FARC tewaskan 11 tentara Kolombia

foto penculikan FARC

Sumber gambar, Reuters

Keterangan gambar, Pemerintah Kolombia ingin FARC membebaskan semua sandera jika ingin berdialog.

Seorang perwira dan sepuluh prajurit militer Kolombia tewas akibat serangan kelompok Angkatan Bersenjata Revolusiuner Kolombia (FARC).

Keterangan militer Kolombia menyebutkan serangan itu terjadi di sebelah tenggara negeri itu atau di dekat perbatasan Venezuela.

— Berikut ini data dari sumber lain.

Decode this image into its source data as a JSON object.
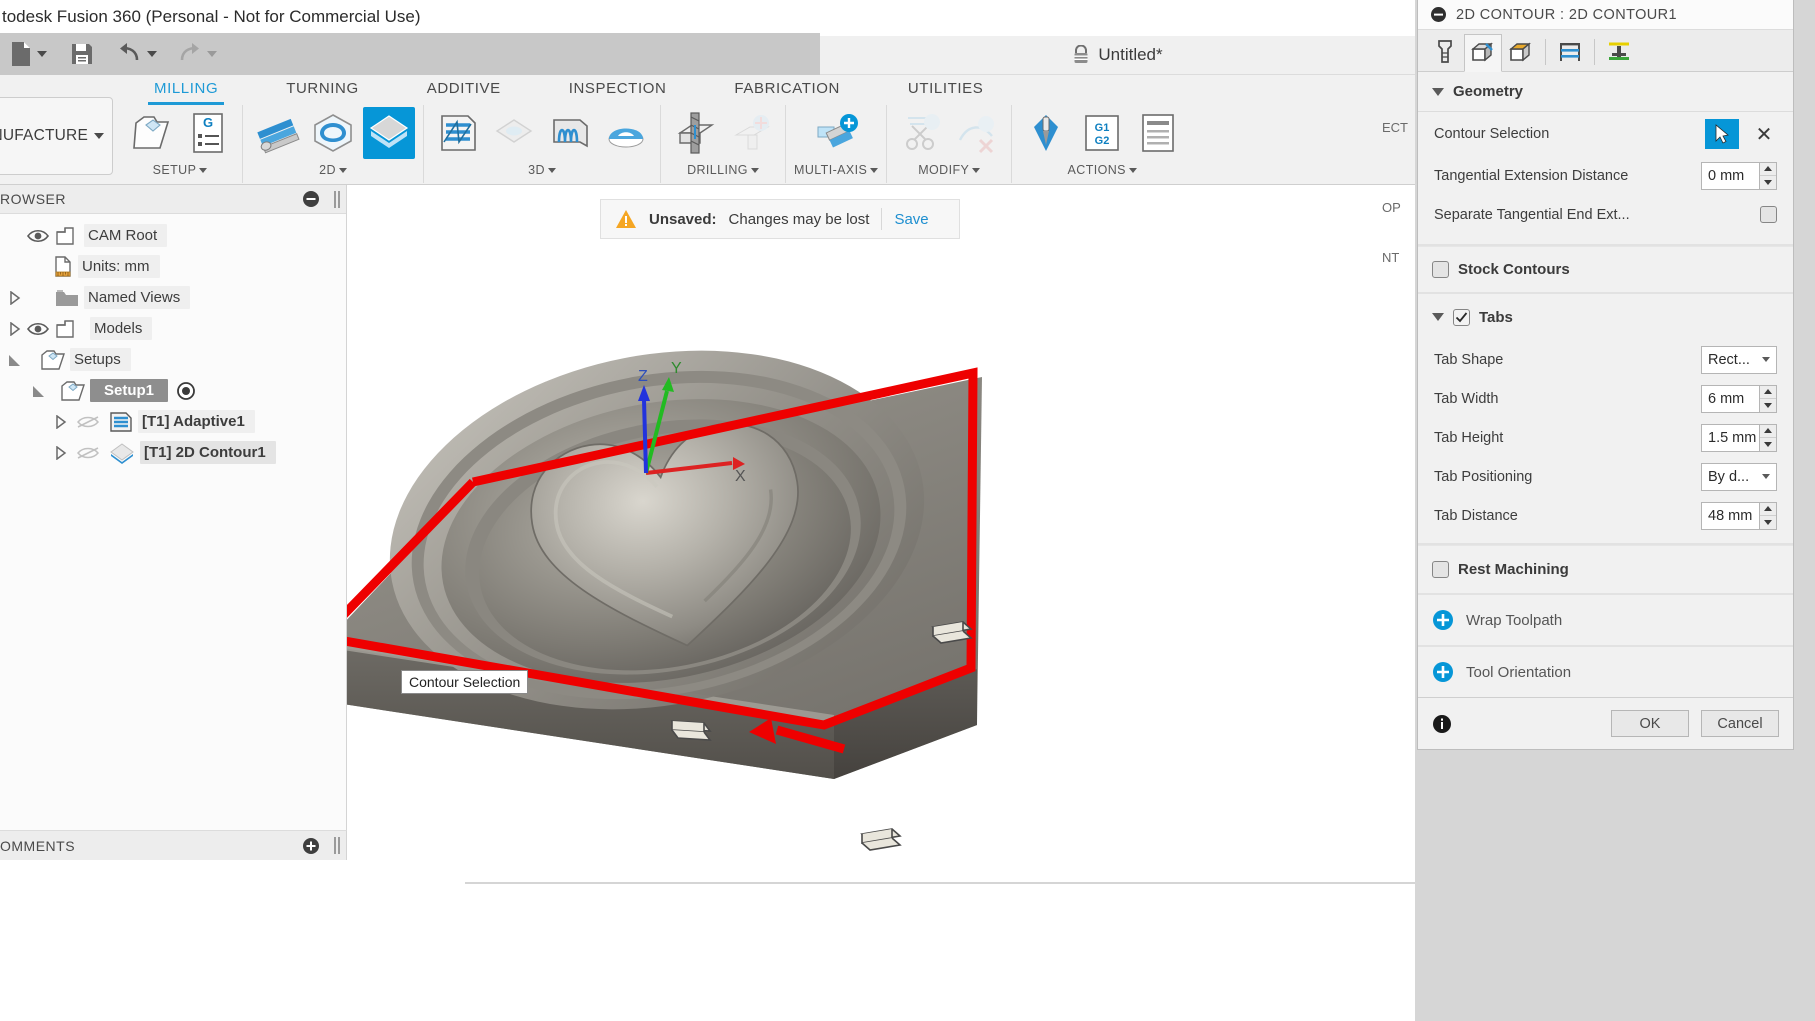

Selain korban tewas militer Kolombia juga mengatakan dua tentara lain yang menjadi korban luka.

Serangan itu terjadi saat tentara Kolombia tengah melakukan patroli di wilayah yang berjarak sekitar 400km dari Bogota.

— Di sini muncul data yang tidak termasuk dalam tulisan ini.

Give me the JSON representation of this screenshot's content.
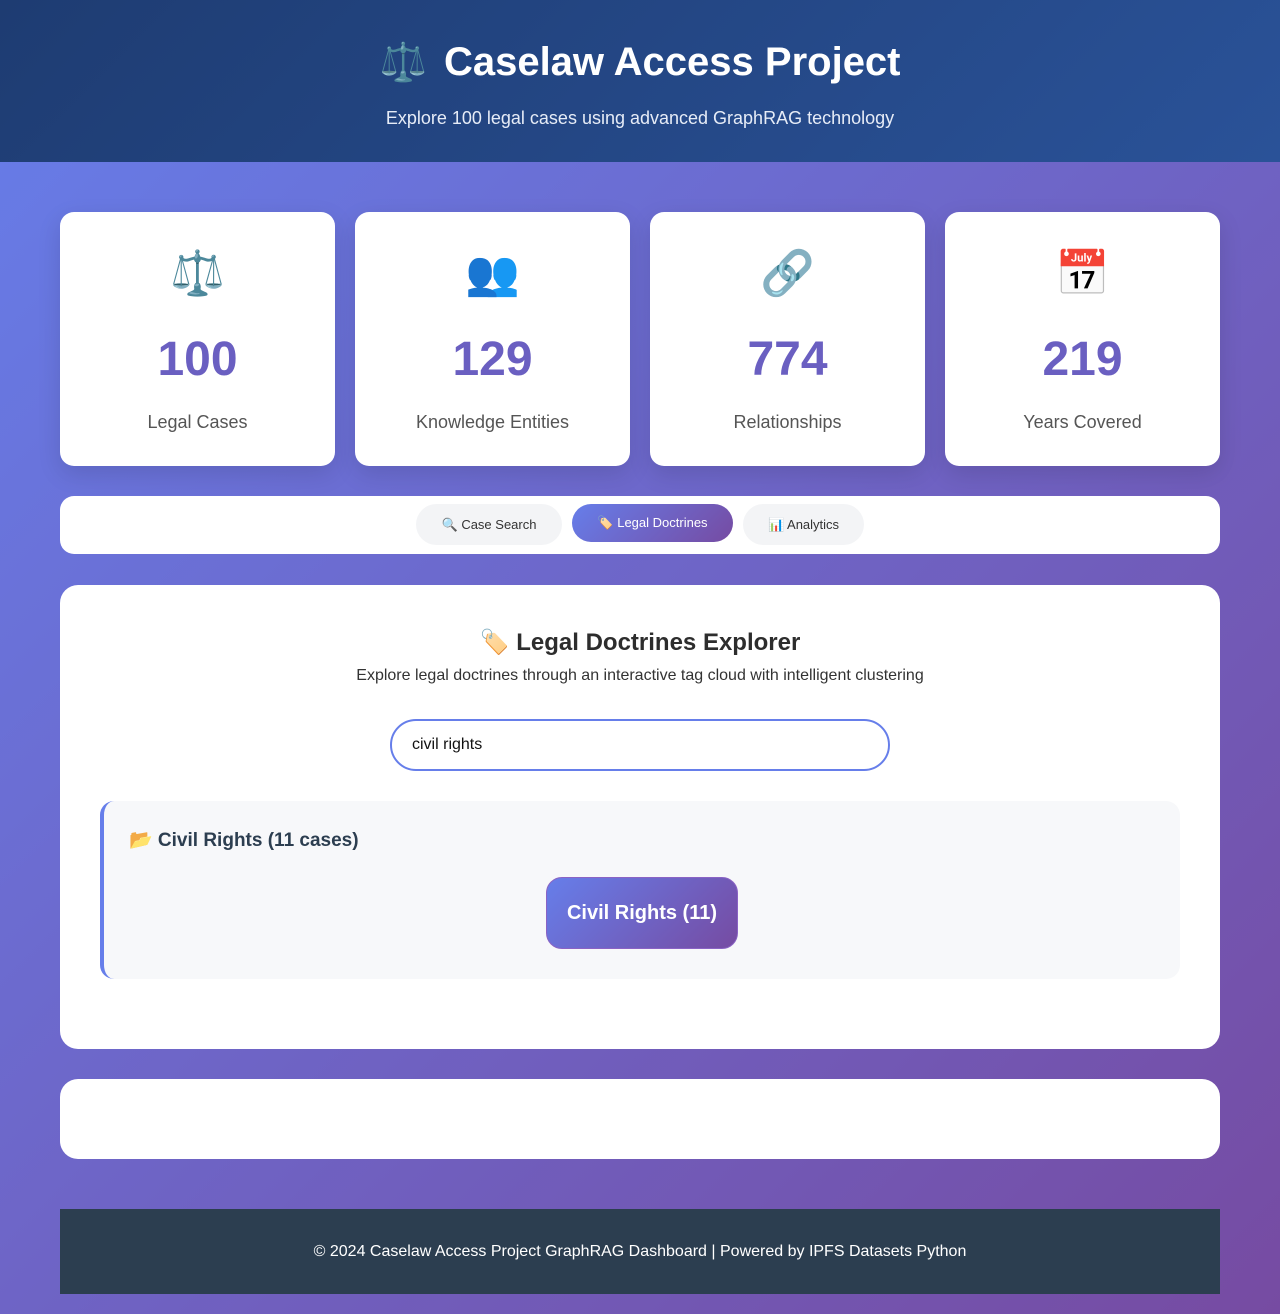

Lokasi tempat serangan ini terjadi merupakan kawasan yang menjadi tempat eksplorasi perusahaan minyak dan kerap menjadi sasaran para pemberontak.

Wartawan di Kolombia menyebutkan serangan tersebut merupakan serangan terburuk yang pernah dilakukan kelompok pemberontak FARC dalam beberapa bulan terakhir.

Tutup dialog

Serangan serupa pernah dilakukan FARC Oktober lalu, dalam dua kali serangan terpisah mereka menewaskan 20 tentara Kolombia.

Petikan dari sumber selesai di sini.